Coal pits have sometimes taken fire by accident, and have continued to burn for a considerable length of time. About the year 1648, a coal mine at Benwell, a village near Newcastle-upon-Tyne, was accidentally kindled by a candle: at first the fire was so feeble, that a reward of half a crown, which was asked by a person who offered to extinguish it, was refused. It gradually increased, however, and had continued burning for thirty years, when the account was drawn up and published in the Philosophical Transactions: it was not finally extinguished until all the fuel was consumed. Examples of a similar kind have happened in Scotland and in Germany.
But of all the recorded accidents relative to coal mines, that of Felling colliery, near Sunderland, a concise narrative of which here follows, was the most disastrous.
Felling is a manor about a mile and a half east of Gateshead. It contains several strata of coal, the uppermost of which were extensively wrought in the beginning of the last century. The stratum called the high-main, was begun in 1779, and continued to be wrought till the nineteenth of January, 1811, when it was entirely excavated. The present colliery was in the seam called the low-main. It commenced in October, 1810, and was at full work in May, 1812. This mine was considered by the workmen as a model of perfection in the purity of its air, and orderly arrangements; its inclined plane was saving the daily expense of at least thirteen horses; the concern wore the features of the greatest possible prosperity, and no accident, except a trifling explosion of fire-damp, slightly burning two or three workmen, had occurred. Two shifts, or sets of men, were constantly employed, except on Sundays. Twenty-five acres of coal had been excavated. The first shift entered the mine at four o’clock, A. M., and were relieved at their working-posts by the next at eleven o’clock in the morning. The establishment employed under ground, consisted of about one hundred and twenty-eight persons, who, from the eleventh to the twenty-fifth of May, 1812, wrought six hundred and twenty-four scores of coal, equal to thirteen hundred Newcastle, or twenty-four hundred and fifty-five London chaldrons.

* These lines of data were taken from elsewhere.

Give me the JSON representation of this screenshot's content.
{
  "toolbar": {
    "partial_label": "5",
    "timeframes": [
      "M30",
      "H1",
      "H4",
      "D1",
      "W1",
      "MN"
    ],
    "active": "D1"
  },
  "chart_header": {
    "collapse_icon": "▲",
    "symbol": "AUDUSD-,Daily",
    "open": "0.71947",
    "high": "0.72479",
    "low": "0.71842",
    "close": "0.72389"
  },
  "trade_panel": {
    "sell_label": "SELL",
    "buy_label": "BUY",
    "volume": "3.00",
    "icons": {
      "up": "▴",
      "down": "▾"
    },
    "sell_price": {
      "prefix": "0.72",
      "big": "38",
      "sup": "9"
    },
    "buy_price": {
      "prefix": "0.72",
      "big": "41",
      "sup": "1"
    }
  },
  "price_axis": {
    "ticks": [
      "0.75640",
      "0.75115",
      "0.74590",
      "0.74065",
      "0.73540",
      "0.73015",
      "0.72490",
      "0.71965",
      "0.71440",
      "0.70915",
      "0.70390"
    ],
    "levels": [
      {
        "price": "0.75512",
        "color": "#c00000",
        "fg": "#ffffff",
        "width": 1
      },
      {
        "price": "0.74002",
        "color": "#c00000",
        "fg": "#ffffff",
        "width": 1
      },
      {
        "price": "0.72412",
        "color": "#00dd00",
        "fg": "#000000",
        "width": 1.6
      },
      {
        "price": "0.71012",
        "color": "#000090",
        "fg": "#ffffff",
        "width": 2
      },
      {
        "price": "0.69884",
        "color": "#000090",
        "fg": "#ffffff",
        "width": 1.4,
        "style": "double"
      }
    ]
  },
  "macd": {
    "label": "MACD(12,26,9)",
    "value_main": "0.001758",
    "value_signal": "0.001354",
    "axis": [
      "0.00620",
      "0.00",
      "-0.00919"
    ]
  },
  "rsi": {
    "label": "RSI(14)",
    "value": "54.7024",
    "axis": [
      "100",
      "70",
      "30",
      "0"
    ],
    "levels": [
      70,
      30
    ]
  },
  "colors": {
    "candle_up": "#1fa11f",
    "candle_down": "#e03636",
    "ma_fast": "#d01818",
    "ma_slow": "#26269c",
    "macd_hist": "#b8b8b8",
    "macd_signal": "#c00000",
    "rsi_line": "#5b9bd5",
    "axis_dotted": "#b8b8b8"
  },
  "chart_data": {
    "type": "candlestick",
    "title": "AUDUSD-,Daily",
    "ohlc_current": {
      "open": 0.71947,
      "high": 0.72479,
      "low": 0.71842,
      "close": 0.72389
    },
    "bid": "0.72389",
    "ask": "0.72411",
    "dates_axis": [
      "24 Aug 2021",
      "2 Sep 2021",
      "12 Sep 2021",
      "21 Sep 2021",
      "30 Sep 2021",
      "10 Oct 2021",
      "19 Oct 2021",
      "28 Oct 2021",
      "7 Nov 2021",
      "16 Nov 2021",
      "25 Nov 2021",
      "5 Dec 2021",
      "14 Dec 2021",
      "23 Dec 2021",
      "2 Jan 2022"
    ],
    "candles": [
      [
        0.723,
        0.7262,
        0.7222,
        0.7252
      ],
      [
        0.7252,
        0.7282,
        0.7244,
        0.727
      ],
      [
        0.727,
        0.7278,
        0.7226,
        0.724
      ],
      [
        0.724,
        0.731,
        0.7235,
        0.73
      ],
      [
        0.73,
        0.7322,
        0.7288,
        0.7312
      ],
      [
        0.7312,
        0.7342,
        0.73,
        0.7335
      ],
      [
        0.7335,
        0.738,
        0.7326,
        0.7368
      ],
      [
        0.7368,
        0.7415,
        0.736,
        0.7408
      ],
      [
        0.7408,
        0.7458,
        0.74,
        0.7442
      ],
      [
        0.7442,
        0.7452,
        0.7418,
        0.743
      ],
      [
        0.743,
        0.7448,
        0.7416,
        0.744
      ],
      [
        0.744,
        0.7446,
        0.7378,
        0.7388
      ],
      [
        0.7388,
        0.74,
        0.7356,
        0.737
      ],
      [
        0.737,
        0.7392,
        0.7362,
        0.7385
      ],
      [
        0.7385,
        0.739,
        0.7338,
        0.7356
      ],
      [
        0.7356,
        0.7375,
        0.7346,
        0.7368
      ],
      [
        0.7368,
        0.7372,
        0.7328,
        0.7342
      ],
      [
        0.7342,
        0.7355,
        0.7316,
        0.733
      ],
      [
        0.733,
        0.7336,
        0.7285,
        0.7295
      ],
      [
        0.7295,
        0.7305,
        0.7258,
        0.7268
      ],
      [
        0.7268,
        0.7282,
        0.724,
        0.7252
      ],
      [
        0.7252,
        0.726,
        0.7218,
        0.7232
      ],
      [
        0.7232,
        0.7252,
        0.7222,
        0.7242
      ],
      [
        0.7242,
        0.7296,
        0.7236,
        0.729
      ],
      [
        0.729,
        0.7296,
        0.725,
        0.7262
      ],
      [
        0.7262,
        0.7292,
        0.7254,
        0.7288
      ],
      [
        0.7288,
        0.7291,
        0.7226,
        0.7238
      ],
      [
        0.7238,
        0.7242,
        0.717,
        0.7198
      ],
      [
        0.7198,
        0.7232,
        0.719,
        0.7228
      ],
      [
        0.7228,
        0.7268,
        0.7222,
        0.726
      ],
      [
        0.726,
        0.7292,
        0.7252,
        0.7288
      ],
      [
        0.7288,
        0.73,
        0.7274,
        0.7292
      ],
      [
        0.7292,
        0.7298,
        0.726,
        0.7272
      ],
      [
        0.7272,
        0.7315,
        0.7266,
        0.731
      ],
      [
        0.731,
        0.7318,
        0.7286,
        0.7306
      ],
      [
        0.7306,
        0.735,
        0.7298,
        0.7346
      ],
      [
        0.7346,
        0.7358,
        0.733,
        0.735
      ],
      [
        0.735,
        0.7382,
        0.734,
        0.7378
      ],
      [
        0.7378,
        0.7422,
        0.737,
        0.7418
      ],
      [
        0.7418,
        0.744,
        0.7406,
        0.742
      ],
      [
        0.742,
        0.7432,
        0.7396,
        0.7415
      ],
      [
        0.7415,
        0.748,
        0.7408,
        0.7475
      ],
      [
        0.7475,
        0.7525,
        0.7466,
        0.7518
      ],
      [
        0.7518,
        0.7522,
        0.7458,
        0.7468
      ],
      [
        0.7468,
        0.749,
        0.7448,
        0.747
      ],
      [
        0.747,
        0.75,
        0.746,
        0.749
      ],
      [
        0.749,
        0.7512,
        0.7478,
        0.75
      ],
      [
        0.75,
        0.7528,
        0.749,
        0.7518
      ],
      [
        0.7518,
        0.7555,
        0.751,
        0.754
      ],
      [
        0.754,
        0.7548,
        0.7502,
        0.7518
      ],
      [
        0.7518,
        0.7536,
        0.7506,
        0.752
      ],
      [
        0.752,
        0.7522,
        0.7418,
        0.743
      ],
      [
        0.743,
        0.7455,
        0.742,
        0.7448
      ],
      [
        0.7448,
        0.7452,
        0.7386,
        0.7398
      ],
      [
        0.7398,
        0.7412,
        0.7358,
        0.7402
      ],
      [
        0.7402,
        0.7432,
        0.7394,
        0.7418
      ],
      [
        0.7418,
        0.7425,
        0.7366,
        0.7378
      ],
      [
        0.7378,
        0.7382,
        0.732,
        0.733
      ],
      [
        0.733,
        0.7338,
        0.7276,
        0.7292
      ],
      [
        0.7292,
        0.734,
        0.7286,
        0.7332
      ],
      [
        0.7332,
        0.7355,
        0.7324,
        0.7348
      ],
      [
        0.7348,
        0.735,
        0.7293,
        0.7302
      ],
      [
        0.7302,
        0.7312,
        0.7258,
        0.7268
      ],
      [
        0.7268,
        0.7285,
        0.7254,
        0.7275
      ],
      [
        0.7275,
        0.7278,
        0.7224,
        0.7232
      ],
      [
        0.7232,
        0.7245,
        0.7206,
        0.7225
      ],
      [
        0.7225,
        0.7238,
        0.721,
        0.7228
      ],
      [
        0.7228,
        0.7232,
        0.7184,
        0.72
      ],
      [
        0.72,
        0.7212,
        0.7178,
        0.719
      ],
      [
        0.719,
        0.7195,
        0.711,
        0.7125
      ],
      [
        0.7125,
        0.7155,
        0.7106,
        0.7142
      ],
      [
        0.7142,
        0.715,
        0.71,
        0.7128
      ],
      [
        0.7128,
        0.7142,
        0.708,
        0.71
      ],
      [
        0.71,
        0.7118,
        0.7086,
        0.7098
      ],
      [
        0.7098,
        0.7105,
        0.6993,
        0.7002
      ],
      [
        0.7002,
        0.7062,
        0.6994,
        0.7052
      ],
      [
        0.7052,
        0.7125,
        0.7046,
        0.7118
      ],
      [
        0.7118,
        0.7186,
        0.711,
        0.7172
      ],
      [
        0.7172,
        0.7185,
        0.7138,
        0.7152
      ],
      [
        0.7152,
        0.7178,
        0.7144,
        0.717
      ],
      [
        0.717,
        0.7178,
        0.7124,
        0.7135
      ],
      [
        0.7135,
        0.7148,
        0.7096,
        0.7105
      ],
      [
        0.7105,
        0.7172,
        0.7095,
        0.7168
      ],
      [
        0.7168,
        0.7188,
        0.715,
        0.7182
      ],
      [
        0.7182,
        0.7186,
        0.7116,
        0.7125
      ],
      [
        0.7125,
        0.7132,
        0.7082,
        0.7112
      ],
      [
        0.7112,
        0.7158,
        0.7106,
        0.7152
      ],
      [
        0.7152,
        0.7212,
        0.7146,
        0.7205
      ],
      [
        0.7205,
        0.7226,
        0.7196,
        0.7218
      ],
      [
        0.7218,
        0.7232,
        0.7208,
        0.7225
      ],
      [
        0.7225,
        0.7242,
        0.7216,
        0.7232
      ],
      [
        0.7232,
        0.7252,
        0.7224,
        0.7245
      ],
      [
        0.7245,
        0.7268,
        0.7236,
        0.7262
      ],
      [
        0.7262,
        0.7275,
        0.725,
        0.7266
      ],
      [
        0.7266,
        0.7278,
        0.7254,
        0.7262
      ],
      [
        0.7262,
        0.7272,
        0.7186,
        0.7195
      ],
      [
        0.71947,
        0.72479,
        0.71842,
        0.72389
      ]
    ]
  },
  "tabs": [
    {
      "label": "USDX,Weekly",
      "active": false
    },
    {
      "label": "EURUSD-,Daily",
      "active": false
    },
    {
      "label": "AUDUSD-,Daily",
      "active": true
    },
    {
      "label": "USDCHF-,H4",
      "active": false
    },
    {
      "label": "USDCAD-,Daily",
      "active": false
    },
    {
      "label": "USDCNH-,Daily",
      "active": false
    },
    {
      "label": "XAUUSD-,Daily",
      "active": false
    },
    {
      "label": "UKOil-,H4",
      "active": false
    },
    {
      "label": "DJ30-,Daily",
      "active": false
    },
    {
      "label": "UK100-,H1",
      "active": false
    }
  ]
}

About half past eleven o’clock, on the morning of the twenty-fifth of May, 1812, the neighboring villages were alarmed by a tremendous explosion in this colliery. The subterraneous fire broke forth with two heavy discharges from the low-main, which were almost instantaneously followed by one from the high-main. A slight trembling, as from an earthquake, was felt for about half a mile around the workings; and the noise of the explosion, though dull, was heard to three or four miles’ distance, and much resembled an unsteady fire of infantry. Immense quantities of dust and small coal accompanied these blasts, and rose high into the air, in the form of an inverted cone. The heaviest part of the ejected matter, such as corves, pieces of wood, and small coal, fell near the pits; but the dust, borne away by a strong west wind, fell in a continued shower from the pit to the distance of a mile and a half. As soon as the explosion was heard, the wives and children of the workmen ran to the pit; the scene was distressing beyond the power of description.